First, the opinion. If I may paraphrase, the discussion was something like this:
- With experience in building distributed systems, one learns to avoid JOIN.
- Therefore, much of the work of JOIN is done in the application instead of the database.
- Access to the database is usually reduced to simple primary-key lookups.
- Therefore, a key-value store is as good a choice as a relational database.
I’m simplifying, because the speaker actually suggested that MySQL makes a really good database for primary-key lookups as well.
The place I would differ slightly is on the last bullet point. It really depends on which key-value store you choose. The subtlety I’d suggest to consider is whether you’d like a simple key-value store that can do only simple key-value set/get operations, or whether you want something that also provides more functionality if needed. I would argue that for most use cases, there is at least occasional need for something more sophisticated, and often there’s a frequent need.
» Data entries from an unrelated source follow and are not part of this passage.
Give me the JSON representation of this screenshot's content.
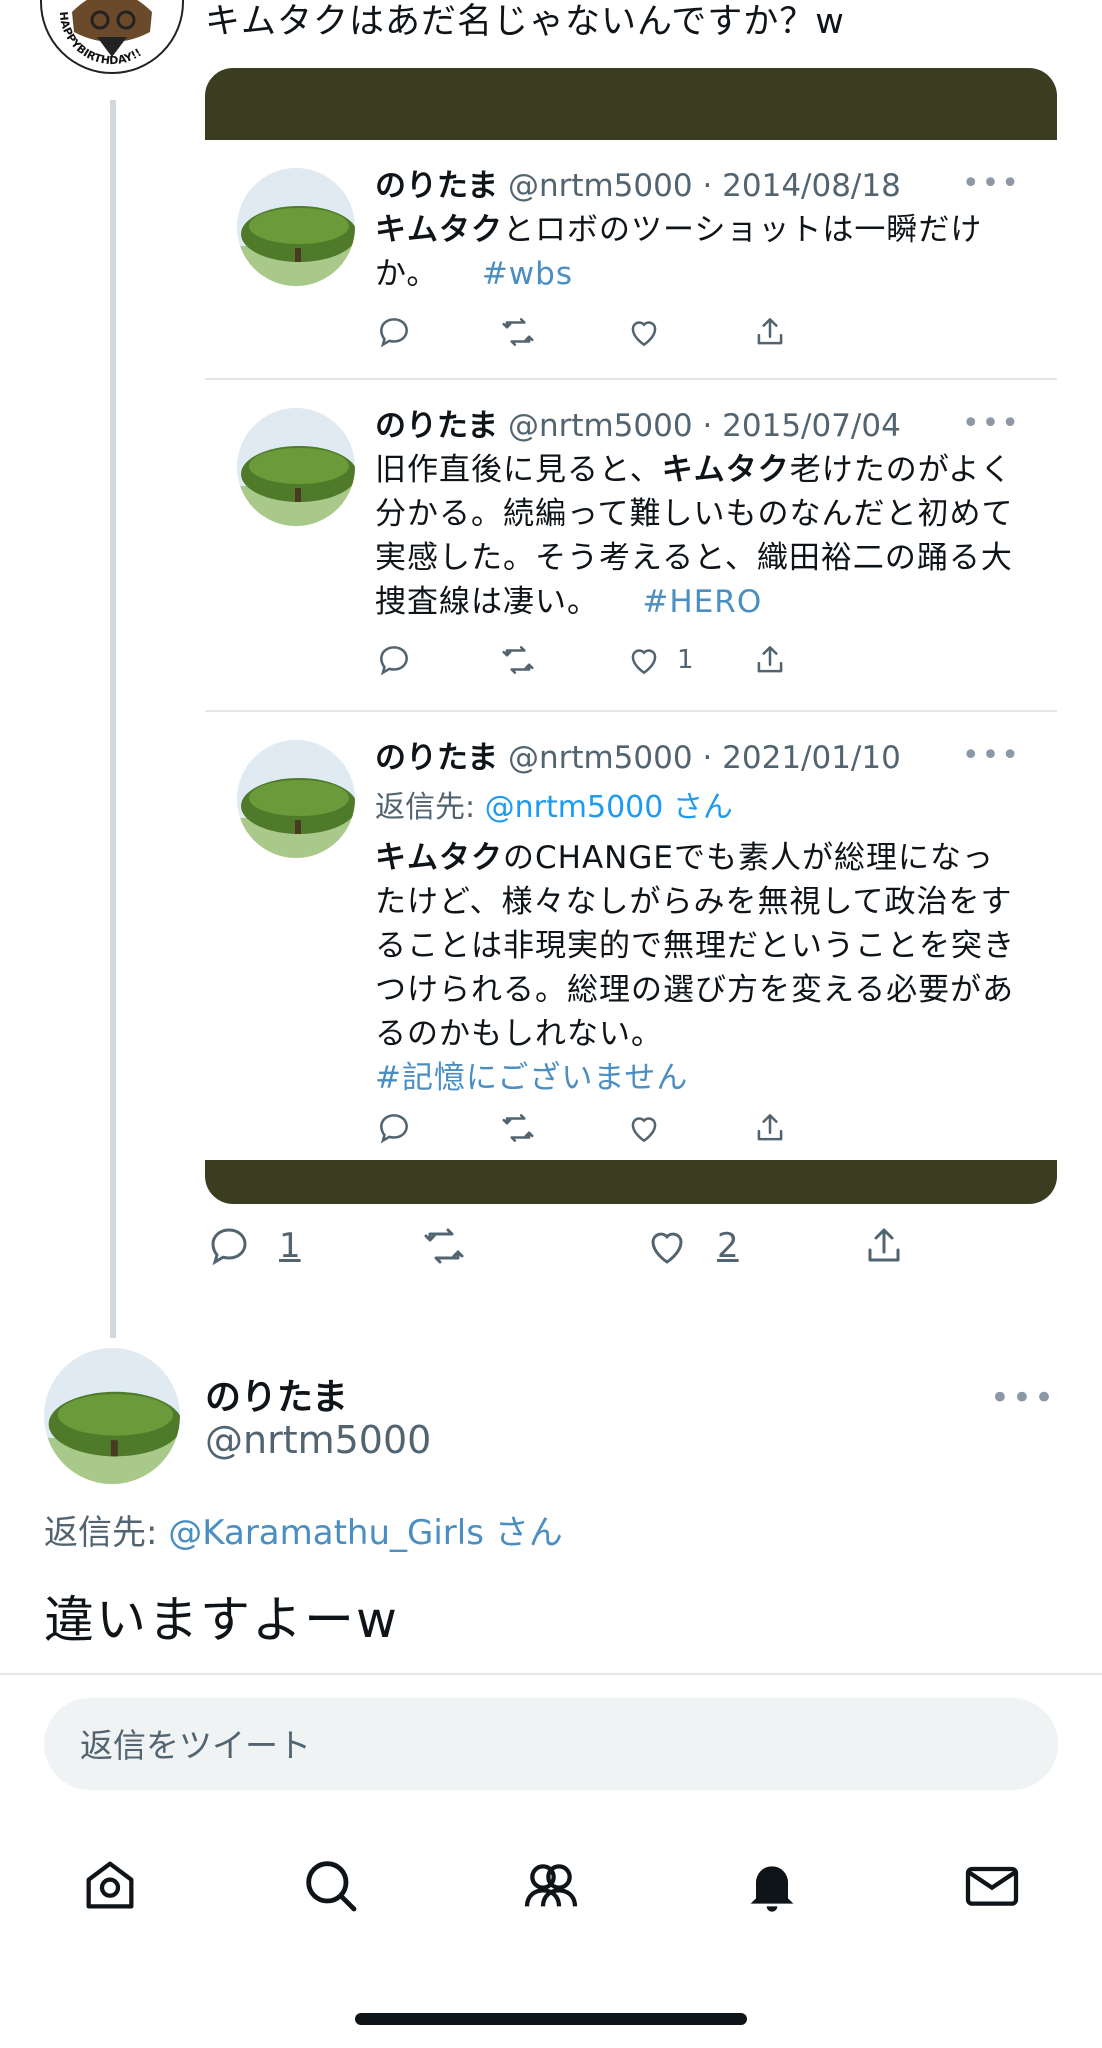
{
  "quoted_context": {
    "text": "キムタクはあだ名じゃないんですか？w",
    "avatar_badge_text": "HAPPYBIRTHDAY!!"
  },
  "embedded_tweets": [
    {
      "name": "のりたま",
      "handle": "@nrtm5000",
      "date": "· 2014/08/18",
      "body_bold": "キムタク",
      "body_line1_rest": "とロボのツーショットは一瞬だけ",
      "body_line2": "か。",
      "hashtag": "#wbs",
      "likes": ""
    },
    {
      "name": "のりたま",
      "handle": "@nrtm5000",
      "date": "· 2015/07/04",
      "body_line1_pre": "旧作直後に見ると、",
      "body_bold": "キムタク",
      "body_line1_rest": "老けたのがよく",
      "body_line2": "分かる。続編って難しいものなんだと初めて",
      "body_line3": "実感した。そう考えると、織田裕二の踊る大",
      "body_line4": "捜査線は凄い。",
      "hashtag": "#HERO",
      "likes": "1"
    },
    {
      "name": "のりたま",
      "handle": "@nrtm5000",
      "date": "· 2021/01/10",
      "replyto_label": "返信先:",
      "replyto_mention": "@nrtm5000 さん",
      "body_bold": "キムタク",
      "body_line1_rest": "のCHANGEでも素人が総理になっ",
      "body_line2": "たけど、様々なしがらみを無視して政治をす",
      "body_line3": "ることは非現実的で無理だということを突き",
      "body_line4": "つけられる。総理の選び方を変える必要があ",
      "body_line5": "るのかもしれない。",
      "hashtag": "#記憶にございません",
      "likes": ""
    }
  ],
  "main_actions": {
    "replies": "1",
    "likes": "2"
  },
  "reply": {
    "name": "のりたま",
    "handle": "@nrtm5000",
    "replyto_label": "返信先:",
    "replyto_mention": "@Karamathu_Girls さん",
    "text": "違いますよーw",
    "more": "•••"
  },
  "compose": {
    "placeholder": "返信をツイート"
  },
  "tabbar": {
    "items": [
      "home-icon",
      "search-icon",
      "communities-icon",
      "notifications-icon",
      "messages-icon"
    ]
  },
  "colors": {
    "embed_frame": "#3b3d20",
    "link": "#1d9bf0",
    "hashtag": "#4a8ec2",
    "muted": "#536471"
  }
}
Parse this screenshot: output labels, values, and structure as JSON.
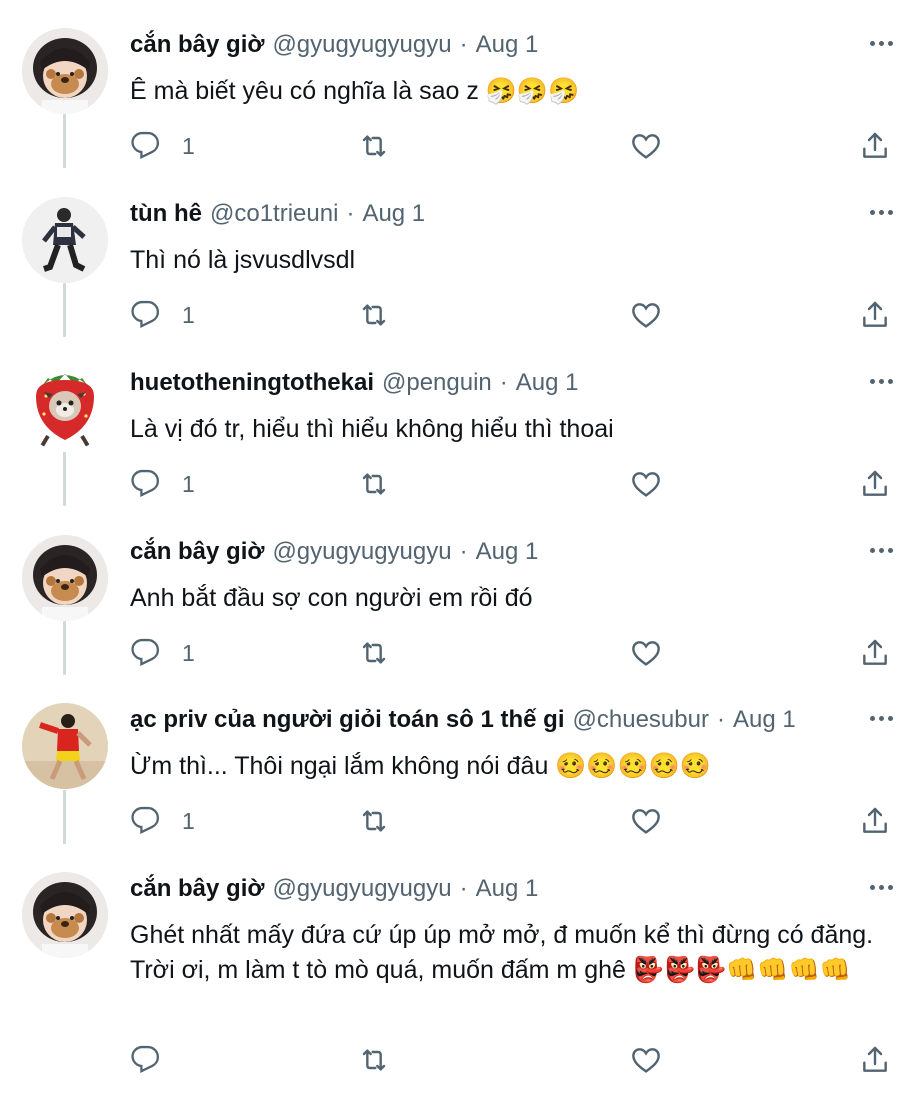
{
  "tweets": [
    {
      "name": "cắn bây giờ",
      "handle": "@gyugyugyugyu",
      "sep": "·",
      "date": "Aug 1",
      "text": "Ê mà biết yêu có nghĩa là sao z 🤧🤧🤧",
      "reply_count": "1",
      "avatar_icon": "girl-bear-filter-avatar"
    },
    {
      "name": "tùn hê",
      "handle": "@co1trieuni",
      "sep": "·",
      "date": "Aug 1",
      "text": "Thì nó là jsvusdlvsdl",
      "reply_count": "1",
      "avatar_icon": "dancing-boy-avatar"
    },
    {
      "name": "huetotheningtothekai",
      "handle": "@penguin",
      "sep": "·",
      "date": "Aug 1",
      "text": "Là vị đó tr, hiểu thì hiểu không hiểu thì thoai",
      "reply_count": "1",
      "avatar_icon": "strawberry-dog-avatar"
    },
    {
      "name": "cắn bây giờ",
      "handle": "@gyugyugyugyu",
      "sep": "·",
      "date": "Aug 1",
      "text": "Anh bắt đầu sợ con người em rồi đó",
      "reply_count": "1",
      "avatar_icon": "girl-bear-filter-avatar"
    },
    {
      "name": "ạc priv của người giỏi toán sô 1 thế gi",
      "handle": "@chuesubur",
      "sep": "·",
      "date": "Aug 1",
      "text": "Ừm thì... Thôi ngại lắm không nói đâu 🥴🥴🥴🥴🥴",
      "reply_count": "1",
      "avatar_icon": "red-shirt-dancer-avatar"
    },
    {
      "name": "cắn bây giờ",
      "handle": "@gyugyugyugyu",
      "sep": "·",
      "date": "Aug 1",
      "text": "Ghét nhất mấy đứa cứ úp úp mở mở, đ muốn kể thì đừng có đăng. Trời ơi, m làm t tò mò quá, muốn đấm m ghê 👺👺👺👊👊👊👊",
      "reply_count": "",
      "avatar_icon": "girl-bear-filter-avatar"
    }
  ],
  "icons": {
    "reply": "reply-icon",
    "retweet": "retweet-icon",
    "like": "heart-icon",
    "share": "share-icon",
    "more": "more-dots-icon"
  },
  "colors": {
    "text": "#0f1419",
    "muted": "#536471",
    "thread_line": "#cfd9de"
  }
}
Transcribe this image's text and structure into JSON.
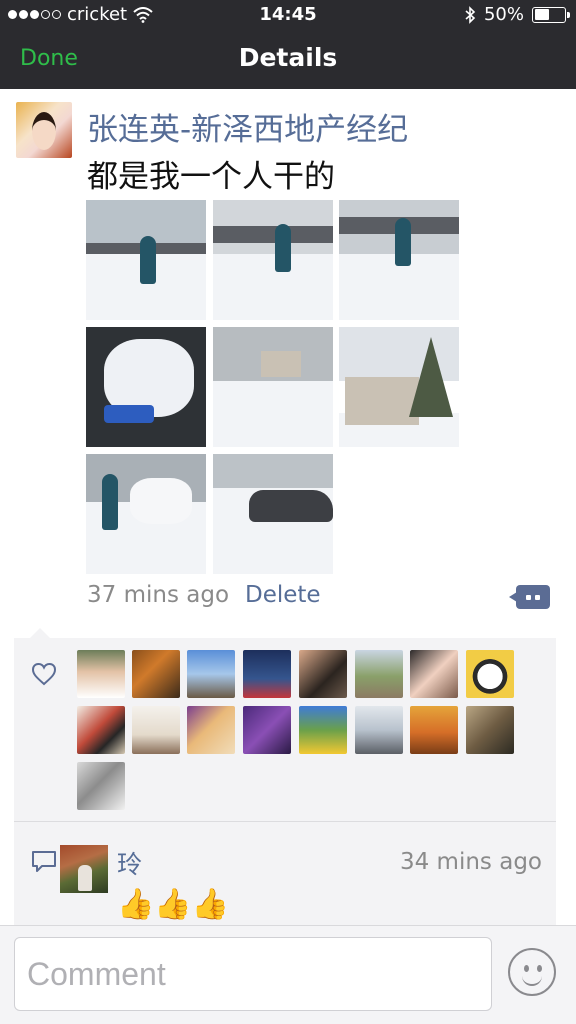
{
  "status_bar": {
    "carrier": "cricket",
    "time": "14:45",
    "battery": "50%",
    "signal_dots_filled": 3,
    "signal_dots_total": 5,
    "battery_level": 0.5
  },
  "nav": {
    "done_label": "Done",
    "title": "Details"
  },
  "post": {
    "author": "张连英-新泽西地产经纪",
    "text": "都是我一个人干的",
    "photo_count": 8,
    "time": "37 mins ago",
    "delete_label": "Delete"
  },
  "likes": {
    "liker_count": 17
  },
  "comments": [
    {
      "author": "玲",
      "time": "34 mins ago",
      "text": "👍👍👍"
    }
  ],
  "comment_bar": {
    "placeholder": "Comment"
  },
  "colors": {
    "nav_background": "#2b2b2f",
    "done_green": "#2fbd4a",
    "link_blue": "#566d97",
    "likes_background": "#f3f3f5"
  }
}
The more “sophisticated” uses I’m talking about would include things such as evaluating expressions against the data, or performing operations such as
GROUP BY. Both of these are orthogonal to use of
JOIN. Consider how many times you’ve done something like the following:
SELECT DISTINCT status FROM posts; SELECT author, COUNT(*), SUM(IF(status='draft'), 1, 0) FROM posts GROUP BY author ORDER BY COUNT(*) DESC LIMIT 50;
Answering such ad-hoc (or routine) questions about your data can be a lot of work if you don’t have an expressive query language. It can also be very performance-intensive, requiring you to fetch potentially enormous amounts of data out of the database to be processed in-app.
This doesn’t have to imply that you need a relational database. Most key-value stores provide some useful functionality. Many provide at least map-reduce to operate on sets of keys. Many treat the value as a non-opaque data structure and allow you to write arbitrary functions to operate on it in some fashion, even if it’s not as terse as SQL.
Some key-value databases seem to provide a little more functionality than they really do. For example, Cassandra’s CQL can lead developers to think the power of a limited form of SQL is available to them. Although they may know perfectly well that CQL is essentially a human-friendly way of specifying a set of keys, the syntactical similarity to SQL can lull smart people into acting as if they are working with a more expressive language. This could cause you to write an application as though it’ll be easy to do things that, when you later need to do them and can’t with CQL alone, make you kick yourself a little bit.
Of course, the way you’d want to support such a use case in a database like Cassandra is ideally to anticipate it and to store denormalized data that can answer the question quickly. Although this may seem limiting to a relational database user, it is really equivalent to creating an index, in terms of the need for foresight. Clearly, one can think of lots of ad-hoc queries against large relational tables that will not be feasible without indexes to support them. You need to do some planning either way.
To sum up: A big advantage (or foot-gun) of a relational database is that ad-hoc queries with complex expressions can be evaluated directly against the data, without moving it across the network. This is possible in some key-value stores, naturally, but not all. So I don’t think it’s as simple as “if you don’t need joins, you aren’t doing anything a key-value database can’t do too.” (That is, again, a paraphrase.)